Hmmm... I don't think so, but I can sort of see where that might come
from.

I see more of an ebb and flow, with things like the MSNBC one true
structure as a failed "sound foundation", then presentational chaos as a
response to that, and DITA as having a different set of options for
flexibility.

It's not as much anarchy as I usually encourage, but I also don't think
it's cheering for dry formal waterfall.

Thanks,
Simon

-----Mensaje original----- De: Simon St.Laurent
[mailto:simonstl@simonstl.com] Enviado el: martes, 25 de febrero de
2014 8:44 a. m.
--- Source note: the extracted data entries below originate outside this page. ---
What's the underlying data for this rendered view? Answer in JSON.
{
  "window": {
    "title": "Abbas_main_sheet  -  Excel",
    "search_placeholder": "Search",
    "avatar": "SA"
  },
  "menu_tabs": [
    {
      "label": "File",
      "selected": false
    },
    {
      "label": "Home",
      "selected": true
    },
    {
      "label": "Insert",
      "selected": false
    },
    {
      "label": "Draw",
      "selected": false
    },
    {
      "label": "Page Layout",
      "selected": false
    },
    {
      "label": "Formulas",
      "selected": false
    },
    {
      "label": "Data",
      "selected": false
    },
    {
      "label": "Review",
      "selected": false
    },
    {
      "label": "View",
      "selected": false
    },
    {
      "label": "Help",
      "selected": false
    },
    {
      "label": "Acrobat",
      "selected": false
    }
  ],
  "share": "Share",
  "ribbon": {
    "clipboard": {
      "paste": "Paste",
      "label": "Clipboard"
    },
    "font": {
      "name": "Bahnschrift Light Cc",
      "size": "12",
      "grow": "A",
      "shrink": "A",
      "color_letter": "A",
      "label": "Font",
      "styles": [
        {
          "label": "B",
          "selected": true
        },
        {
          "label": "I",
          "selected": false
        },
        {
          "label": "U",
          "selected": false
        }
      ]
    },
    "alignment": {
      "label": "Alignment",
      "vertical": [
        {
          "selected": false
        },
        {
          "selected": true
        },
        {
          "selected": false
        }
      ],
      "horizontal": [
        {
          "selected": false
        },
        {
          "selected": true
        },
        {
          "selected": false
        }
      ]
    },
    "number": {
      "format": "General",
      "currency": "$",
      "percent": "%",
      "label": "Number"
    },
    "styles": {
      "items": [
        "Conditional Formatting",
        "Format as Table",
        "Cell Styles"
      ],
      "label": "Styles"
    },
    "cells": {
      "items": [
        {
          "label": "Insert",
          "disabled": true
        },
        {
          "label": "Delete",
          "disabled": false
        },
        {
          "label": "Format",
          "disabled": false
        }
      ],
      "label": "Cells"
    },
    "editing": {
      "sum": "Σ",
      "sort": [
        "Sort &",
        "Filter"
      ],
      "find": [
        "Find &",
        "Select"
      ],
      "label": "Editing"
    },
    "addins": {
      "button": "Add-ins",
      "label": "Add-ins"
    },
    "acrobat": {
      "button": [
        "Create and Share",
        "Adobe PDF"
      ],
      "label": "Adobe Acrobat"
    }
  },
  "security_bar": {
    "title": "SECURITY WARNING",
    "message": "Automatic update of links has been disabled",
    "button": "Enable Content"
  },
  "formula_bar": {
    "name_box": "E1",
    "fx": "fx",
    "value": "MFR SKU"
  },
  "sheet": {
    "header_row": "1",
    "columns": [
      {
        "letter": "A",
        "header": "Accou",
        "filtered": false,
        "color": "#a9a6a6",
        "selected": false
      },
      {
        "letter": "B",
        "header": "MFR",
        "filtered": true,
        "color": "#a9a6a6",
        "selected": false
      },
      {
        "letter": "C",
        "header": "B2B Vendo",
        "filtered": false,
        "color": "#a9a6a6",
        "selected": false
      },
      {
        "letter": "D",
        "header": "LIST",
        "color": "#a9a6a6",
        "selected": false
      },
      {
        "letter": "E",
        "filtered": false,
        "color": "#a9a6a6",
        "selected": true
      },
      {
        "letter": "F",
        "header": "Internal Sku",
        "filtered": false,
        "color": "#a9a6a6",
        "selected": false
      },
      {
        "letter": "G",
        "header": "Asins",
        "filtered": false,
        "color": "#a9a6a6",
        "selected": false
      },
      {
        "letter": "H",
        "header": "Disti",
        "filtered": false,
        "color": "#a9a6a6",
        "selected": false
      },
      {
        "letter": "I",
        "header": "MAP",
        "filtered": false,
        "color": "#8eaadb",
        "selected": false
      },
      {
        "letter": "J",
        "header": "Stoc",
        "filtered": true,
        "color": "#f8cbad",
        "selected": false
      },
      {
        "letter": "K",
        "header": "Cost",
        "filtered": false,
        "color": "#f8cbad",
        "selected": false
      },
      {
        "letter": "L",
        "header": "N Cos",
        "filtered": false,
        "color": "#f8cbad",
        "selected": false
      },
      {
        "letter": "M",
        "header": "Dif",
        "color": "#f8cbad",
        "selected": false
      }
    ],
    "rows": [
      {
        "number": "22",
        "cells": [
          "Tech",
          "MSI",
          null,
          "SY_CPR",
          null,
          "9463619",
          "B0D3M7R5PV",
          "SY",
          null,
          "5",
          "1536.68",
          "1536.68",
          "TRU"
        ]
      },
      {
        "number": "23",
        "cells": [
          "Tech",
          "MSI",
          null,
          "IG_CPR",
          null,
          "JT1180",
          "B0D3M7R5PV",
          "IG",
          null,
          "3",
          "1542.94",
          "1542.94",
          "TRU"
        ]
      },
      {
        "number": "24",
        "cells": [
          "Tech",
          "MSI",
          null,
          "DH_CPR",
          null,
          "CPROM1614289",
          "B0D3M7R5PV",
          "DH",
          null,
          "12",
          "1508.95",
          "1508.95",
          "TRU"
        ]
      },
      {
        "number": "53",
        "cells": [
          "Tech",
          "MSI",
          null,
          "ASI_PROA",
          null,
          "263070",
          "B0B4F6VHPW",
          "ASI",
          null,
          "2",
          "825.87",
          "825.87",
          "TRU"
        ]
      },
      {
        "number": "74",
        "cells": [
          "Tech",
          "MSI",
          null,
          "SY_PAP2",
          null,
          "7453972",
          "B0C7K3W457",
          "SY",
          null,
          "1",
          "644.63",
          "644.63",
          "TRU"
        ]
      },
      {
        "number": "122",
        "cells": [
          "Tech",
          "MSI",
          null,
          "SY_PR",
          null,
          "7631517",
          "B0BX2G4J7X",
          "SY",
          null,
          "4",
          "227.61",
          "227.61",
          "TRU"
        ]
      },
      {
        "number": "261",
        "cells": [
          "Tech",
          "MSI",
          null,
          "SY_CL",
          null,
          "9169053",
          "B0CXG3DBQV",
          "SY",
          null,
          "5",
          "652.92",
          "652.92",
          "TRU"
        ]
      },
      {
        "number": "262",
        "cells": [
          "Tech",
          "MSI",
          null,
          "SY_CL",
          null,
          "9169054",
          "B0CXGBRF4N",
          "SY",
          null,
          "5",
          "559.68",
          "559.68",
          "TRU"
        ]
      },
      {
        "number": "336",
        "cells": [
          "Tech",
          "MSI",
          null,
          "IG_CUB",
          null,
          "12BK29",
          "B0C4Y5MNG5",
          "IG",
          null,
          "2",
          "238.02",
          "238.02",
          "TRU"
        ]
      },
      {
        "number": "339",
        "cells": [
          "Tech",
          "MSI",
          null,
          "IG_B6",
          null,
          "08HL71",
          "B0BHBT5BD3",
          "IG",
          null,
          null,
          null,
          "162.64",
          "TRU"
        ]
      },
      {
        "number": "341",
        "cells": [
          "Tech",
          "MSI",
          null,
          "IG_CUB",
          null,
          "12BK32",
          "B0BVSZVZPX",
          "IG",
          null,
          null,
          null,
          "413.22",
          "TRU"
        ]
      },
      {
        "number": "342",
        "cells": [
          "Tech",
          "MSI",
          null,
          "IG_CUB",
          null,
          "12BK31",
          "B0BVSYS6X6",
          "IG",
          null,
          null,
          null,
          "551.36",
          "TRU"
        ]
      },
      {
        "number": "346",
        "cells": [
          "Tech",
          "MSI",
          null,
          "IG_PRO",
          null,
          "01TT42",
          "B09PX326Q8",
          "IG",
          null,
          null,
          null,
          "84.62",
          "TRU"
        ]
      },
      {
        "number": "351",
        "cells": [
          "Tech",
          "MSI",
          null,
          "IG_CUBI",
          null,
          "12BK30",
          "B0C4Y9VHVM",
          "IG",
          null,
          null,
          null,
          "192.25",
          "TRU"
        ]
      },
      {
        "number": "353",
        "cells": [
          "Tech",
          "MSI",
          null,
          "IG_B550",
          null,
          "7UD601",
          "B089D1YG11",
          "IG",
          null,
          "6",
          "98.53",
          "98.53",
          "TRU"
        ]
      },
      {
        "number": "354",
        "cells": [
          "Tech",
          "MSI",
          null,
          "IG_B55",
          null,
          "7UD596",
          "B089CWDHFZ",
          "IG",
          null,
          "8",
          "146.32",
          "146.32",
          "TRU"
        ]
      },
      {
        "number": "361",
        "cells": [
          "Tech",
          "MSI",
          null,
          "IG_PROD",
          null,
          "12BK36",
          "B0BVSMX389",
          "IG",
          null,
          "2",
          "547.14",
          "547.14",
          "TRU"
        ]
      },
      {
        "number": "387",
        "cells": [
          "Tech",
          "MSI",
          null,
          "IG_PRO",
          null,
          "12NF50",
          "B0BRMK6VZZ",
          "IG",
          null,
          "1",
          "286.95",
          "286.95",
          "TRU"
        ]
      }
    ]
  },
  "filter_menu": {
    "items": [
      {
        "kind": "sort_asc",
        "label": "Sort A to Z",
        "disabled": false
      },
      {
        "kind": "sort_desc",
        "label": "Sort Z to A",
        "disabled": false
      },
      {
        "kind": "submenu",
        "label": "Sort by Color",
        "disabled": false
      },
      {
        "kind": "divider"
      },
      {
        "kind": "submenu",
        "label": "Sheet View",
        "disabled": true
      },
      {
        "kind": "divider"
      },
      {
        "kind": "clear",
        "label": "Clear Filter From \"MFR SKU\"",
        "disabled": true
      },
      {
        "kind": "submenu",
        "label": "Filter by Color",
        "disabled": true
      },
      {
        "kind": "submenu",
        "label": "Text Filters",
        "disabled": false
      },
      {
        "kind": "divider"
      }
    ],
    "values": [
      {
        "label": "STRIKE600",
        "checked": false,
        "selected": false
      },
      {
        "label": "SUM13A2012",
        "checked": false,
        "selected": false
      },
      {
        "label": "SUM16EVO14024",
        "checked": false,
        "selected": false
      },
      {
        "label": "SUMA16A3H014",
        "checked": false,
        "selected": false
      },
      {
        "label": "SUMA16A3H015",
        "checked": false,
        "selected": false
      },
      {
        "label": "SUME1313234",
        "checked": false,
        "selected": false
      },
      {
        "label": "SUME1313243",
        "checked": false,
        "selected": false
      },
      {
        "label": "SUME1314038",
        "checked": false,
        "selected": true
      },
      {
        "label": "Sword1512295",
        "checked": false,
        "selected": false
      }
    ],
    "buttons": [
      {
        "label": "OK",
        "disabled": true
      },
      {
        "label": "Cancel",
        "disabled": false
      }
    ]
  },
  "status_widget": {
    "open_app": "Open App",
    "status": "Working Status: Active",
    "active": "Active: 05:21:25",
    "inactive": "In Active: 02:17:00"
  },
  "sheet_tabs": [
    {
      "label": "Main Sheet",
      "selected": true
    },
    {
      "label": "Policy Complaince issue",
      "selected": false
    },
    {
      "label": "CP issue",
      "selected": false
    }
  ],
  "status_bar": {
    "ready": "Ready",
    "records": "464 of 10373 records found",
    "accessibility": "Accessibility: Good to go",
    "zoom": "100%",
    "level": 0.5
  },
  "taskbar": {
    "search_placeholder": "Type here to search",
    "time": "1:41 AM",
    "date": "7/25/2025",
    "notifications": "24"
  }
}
Para: xml-dev@lists.xml.org Asunto: Meanwhile, in
XML-world

Thought you all might enjoy this from A List Apart.  XML, still
relevant to HTML.

<http://alistapart.com/article/battle-for-the-body-field>

"While fields and templates have come to dominate web publishing
tools, the XML world has spent nearly 15 years developing a parallel
approach. Rather than chunking content into fields and re-assembling
it later, the XML community embraces fluid, markup-based documents.
To capture meaningful structure and avoid HTML's browser-specific
presentation pitfalls, they define purpose-specific collections of
markup tags for different projects and applications. It's a versatile
approach that has crossed paths with the web publishing world: the
XHTML standard is just HTML, defined as an XML schema.

The Darwin Information Typing Architecture standard-better known as
DITA-is a mature example of this approach. Developed by IBM and
announced in 2001, DITA was shaped by the technical documentation
community."

Of course, it's not just a "let's use DITA" article:

"The good news is we don't have to convert all our projects to XML to
learn from those communities' accumulated wisdom. While the
toolchains that have been built around those approaches are a tough
fit for today's mature web development tools and workflows, we can
use their principles in our projects."